Furthermore, KD hasn't won a ring. He thinks he knows what it takes to climb the game's tallest mountain, but until he faces that summit, he can't really know the demands of becoming a champion. And this team simply isn't the same squad as the one that dominated in 2014-15. Andre Iguodala is falling apart, Andrew Bogut is gone, and the coaching staff has seen a massive brain-drain from assistants taking head coaching gigs elsewhere. Do you think Steve Kerr is thrilled about having Mike Brown on the bench next to him rather than Alvin Gentry? Because I don't think he is, friends.

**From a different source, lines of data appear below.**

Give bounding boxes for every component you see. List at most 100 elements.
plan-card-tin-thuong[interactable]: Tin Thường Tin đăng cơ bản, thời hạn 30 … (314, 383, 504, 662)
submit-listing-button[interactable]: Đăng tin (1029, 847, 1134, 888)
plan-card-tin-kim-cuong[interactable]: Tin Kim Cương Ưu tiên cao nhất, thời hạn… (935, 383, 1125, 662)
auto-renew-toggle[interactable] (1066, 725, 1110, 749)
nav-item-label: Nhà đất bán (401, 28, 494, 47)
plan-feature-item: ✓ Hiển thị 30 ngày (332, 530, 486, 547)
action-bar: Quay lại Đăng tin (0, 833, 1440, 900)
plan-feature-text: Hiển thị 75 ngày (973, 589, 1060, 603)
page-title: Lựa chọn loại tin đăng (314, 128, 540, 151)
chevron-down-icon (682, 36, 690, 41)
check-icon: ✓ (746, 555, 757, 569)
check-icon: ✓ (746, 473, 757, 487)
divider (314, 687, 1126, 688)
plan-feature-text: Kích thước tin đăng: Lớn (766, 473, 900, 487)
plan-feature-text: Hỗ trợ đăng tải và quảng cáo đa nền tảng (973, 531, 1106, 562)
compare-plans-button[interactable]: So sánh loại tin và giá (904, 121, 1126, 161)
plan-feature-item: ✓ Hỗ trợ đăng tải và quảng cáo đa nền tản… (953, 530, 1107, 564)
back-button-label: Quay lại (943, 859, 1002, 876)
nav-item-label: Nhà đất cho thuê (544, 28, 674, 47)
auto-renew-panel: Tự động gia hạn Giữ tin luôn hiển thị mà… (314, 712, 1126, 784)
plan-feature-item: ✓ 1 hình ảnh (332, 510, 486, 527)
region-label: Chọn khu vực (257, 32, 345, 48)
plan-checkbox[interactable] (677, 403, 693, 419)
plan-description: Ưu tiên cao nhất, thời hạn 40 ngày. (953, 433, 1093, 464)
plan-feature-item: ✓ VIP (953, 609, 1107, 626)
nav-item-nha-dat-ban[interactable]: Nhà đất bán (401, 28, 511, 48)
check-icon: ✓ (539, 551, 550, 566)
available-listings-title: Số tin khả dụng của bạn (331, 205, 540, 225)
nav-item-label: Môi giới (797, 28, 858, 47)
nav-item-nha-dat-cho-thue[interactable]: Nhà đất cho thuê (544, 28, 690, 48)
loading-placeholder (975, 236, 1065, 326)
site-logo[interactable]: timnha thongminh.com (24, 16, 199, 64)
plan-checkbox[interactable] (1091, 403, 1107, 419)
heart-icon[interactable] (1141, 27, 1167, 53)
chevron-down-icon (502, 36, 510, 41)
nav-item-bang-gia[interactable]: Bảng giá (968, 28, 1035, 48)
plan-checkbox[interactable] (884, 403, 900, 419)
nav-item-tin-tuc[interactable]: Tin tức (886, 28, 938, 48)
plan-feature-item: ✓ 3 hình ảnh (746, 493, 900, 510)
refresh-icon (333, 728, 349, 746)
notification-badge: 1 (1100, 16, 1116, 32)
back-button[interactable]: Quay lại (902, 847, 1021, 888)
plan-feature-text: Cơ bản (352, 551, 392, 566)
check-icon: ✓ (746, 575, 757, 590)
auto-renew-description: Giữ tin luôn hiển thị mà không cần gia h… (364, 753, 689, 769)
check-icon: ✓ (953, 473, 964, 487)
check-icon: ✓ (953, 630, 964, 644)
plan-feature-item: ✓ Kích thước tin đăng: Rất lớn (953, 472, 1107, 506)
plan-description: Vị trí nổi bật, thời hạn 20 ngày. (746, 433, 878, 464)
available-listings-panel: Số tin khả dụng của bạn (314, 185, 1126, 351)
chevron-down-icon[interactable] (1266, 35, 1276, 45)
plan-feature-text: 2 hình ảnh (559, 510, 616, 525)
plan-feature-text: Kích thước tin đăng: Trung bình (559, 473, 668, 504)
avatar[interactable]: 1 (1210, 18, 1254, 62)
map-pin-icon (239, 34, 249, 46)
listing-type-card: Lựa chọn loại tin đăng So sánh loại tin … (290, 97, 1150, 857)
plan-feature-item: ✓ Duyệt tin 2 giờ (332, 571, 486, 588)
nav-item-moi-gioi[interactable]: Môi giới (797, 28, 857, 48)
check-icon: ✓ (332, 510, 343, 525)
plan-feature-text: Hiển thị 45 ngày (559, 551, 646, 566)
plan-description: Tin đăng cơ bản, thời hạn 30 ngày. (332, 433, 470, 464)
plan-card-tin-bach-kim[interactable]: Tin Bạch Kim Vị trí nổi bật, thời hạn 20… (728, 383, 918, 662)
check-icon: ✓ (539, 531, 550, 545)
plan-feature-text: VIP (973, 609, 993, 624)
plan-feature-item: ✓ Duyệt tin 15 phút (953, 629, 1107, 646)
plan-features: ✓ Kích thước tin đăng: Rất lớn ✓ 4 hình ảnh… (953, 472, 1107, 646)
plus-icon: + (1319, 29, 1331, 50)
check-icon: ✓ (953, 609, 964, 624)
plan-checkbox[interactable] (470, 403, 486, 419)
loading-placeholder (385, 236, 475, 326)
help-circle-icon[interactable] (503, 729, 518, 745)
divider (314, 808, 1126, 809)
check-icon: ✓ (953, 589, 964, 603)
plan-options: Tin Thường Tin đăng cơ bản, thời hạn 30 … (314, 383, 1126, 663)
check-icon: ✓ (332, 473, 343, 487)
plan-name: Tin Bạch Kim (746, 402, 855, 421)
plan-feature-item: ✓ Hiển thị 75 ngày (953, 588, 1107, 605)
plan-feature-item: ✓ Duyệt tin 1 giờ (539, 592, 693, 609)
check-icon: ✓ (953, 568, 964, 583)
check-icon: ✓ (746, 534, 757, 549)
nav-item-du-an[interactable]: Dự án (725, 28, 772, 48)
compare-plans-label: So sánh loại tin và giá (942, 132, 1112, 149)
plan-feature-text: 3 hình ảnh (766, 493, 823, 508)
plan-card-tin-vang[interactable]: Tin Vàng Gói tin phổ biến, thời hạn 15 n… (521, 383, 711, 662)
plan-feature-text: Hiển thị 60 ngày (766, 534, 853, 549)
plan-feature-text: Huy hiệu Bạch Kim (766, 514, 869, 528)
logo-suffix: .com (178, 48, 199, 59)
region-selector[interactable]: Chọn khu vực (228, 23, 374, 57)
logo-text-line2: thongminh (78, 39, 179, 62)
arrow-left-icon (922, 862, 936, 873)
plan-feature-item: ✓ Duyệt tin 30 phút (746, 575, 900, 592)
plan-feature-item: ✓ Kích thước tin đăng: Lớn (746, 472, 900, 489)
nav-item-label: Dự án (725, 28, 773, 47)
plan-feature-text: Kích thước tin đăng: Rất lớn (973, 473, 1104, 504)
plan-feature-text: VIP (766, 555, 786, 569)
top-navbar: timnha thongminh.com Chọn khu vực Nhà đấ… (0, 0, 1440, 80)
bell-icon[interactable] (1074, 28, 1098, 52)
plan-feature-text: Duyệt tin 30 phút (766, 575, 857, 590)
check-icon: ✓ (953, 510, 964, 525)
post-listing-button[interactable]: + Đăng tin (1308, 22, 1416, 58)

And then there's last season's 73-win campaign. The 2015-16 season beat the hell out of the Warriors and convinced them that, despite their apparent improvement this offseason, it wasn't worth chasing history once more. In a vacuum, that's a wise decision. Could it be, however, that Golden State tempered its own fire by acknowledging that it doesn't need to strive for every win?

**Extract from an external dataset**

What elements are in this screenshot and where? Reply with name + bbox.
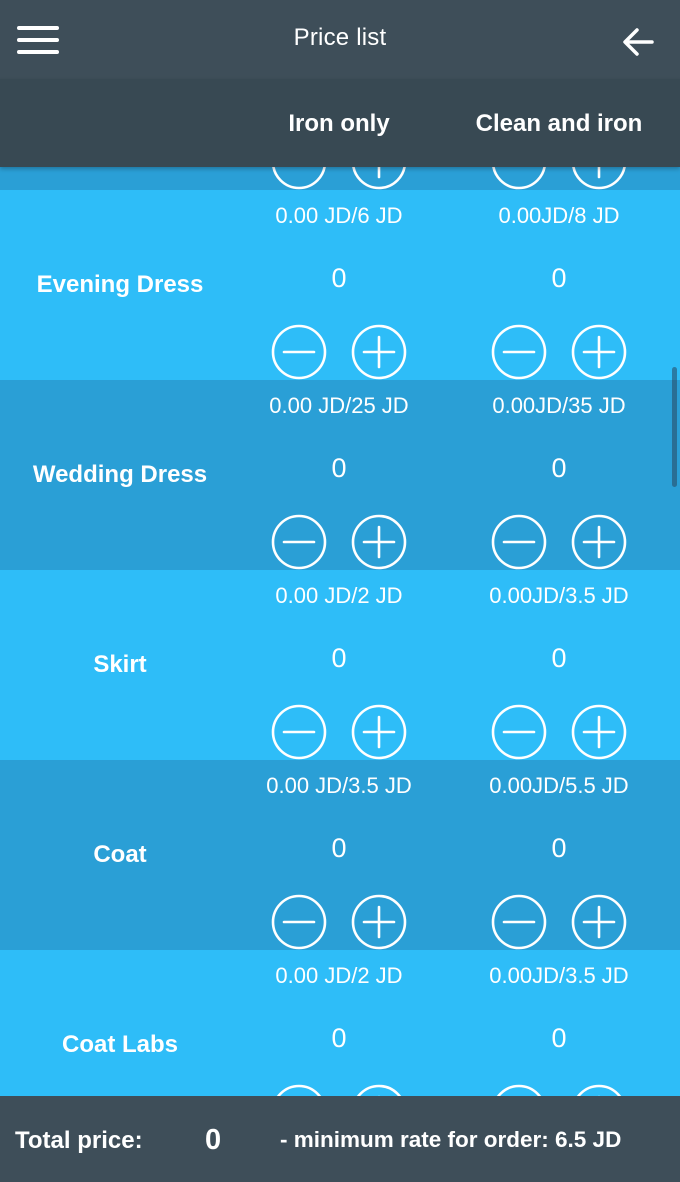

(In other news, the Warriors had megastar entertainer Drake join them on their flight to Los Angeles before they faced the Lakers, which strikes me as the kind of thing you do when you're already champions — or when you're not taking your season for granted, anyway.)

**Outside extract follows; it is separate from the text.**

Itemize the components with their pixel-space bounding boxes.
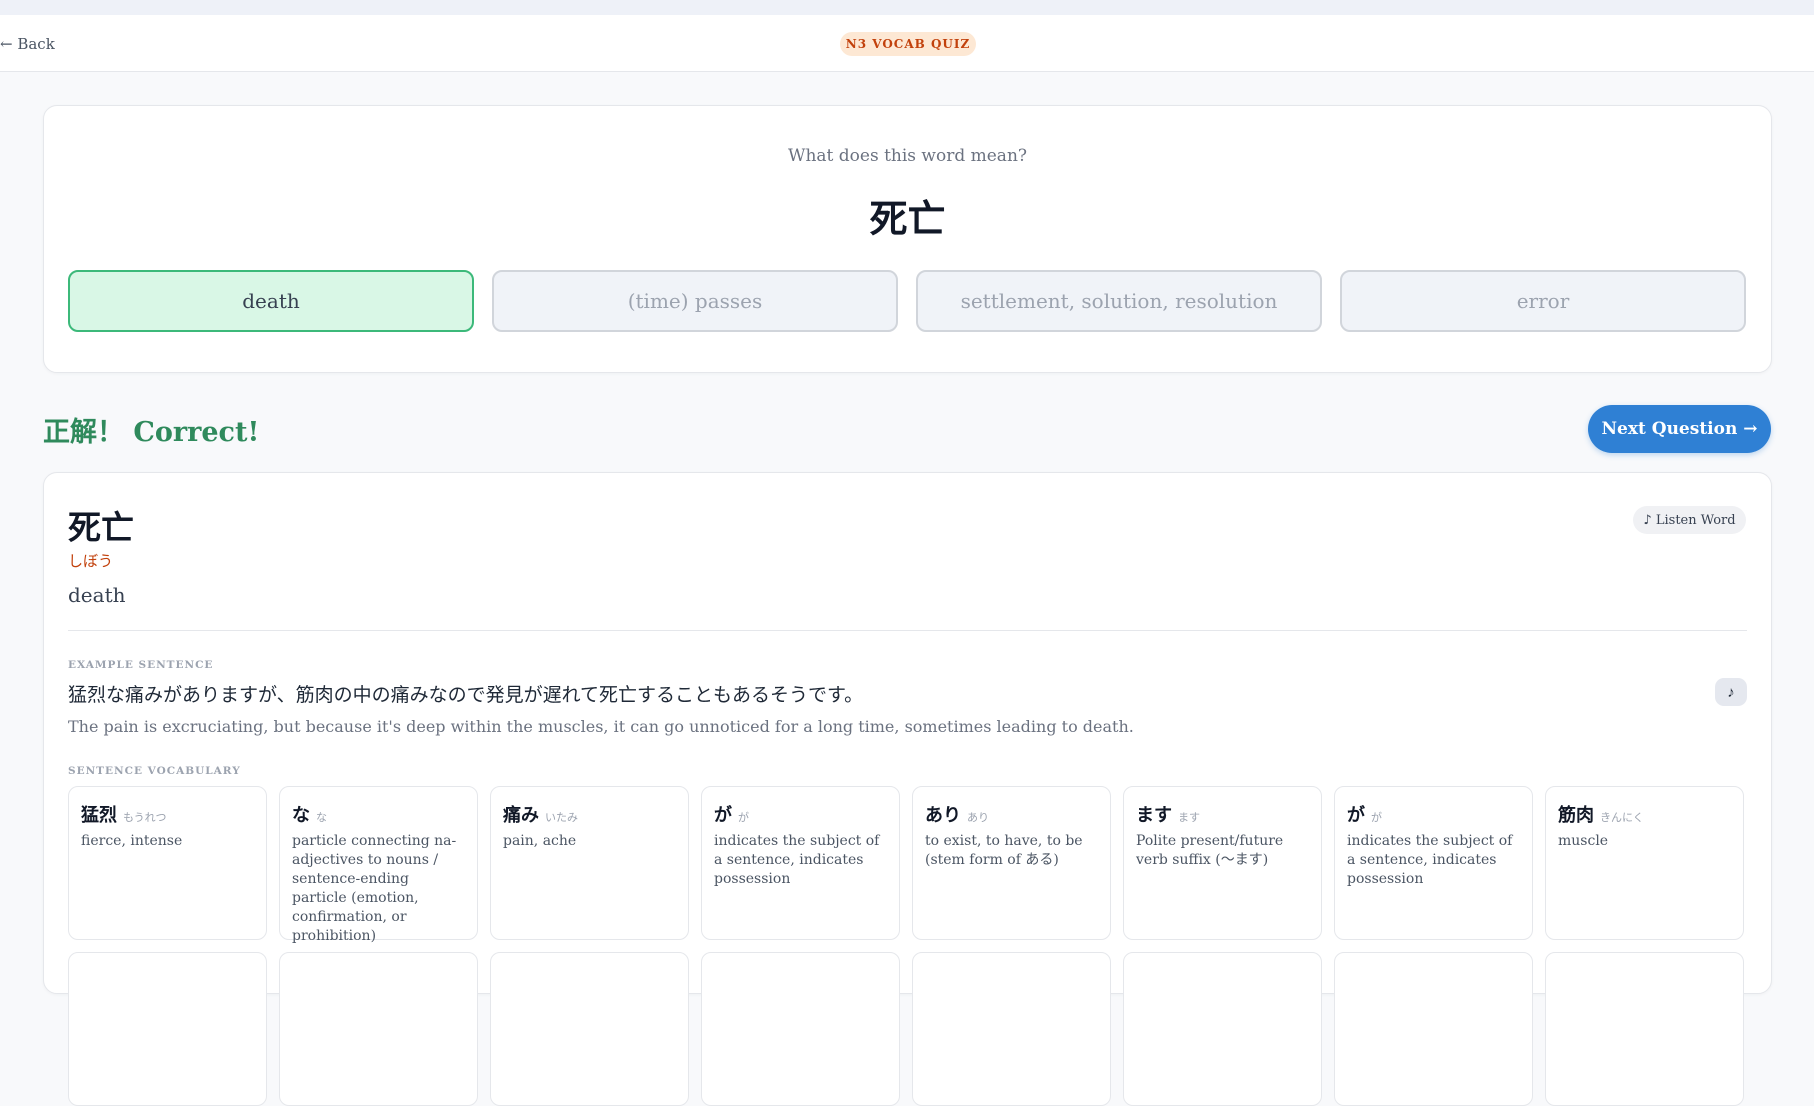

This isn't just about the loss to the Lakers, either — which honestly should embarrass the Warriors, regardless of how much better Los Angeles is this season. Golden State opened the year with an incredibly dull performance against the San Antonio Spurs, who are facing offseason changes of their own. (Miss you, Timmy.) The Warriors then allowed the Pelicans and Suns, two of the worst teams in the league, to hang around before putting those wins to bed. Only the drama of the first meeting with the Thunder and Damian Lillard's battle for superiority with Curry were enough to motivate Golden State to play a game like it actually matters.
And that's ridiculous. Those games against the dregs of the NBA should serve as glorified practices where you work out what works and throw away what doesn't. Those are the contests that make champions, believe it or not. And the Warriors approached them with all the enthusiasm of mandatory volunteer work.
Add it all up, and you have an extraordinarily talented squad that seems distracted and annoyed by the regular season — which is typically what we see from defending champs. Instead, the Cavaliers are locked in as they leave a path of destruction in the Eastern Conference, and the Warriors are shrugging off their struggles. Maybe that's for the best; one must move past the losses and focus on the next game. And Golden State can keep convincing itself that's all this is: a few random losses sprinkled in among a team building chemistry toward a championship.
If this team can't get on the right track sooner than later, though, the Warriors will have no one to blame but themselves.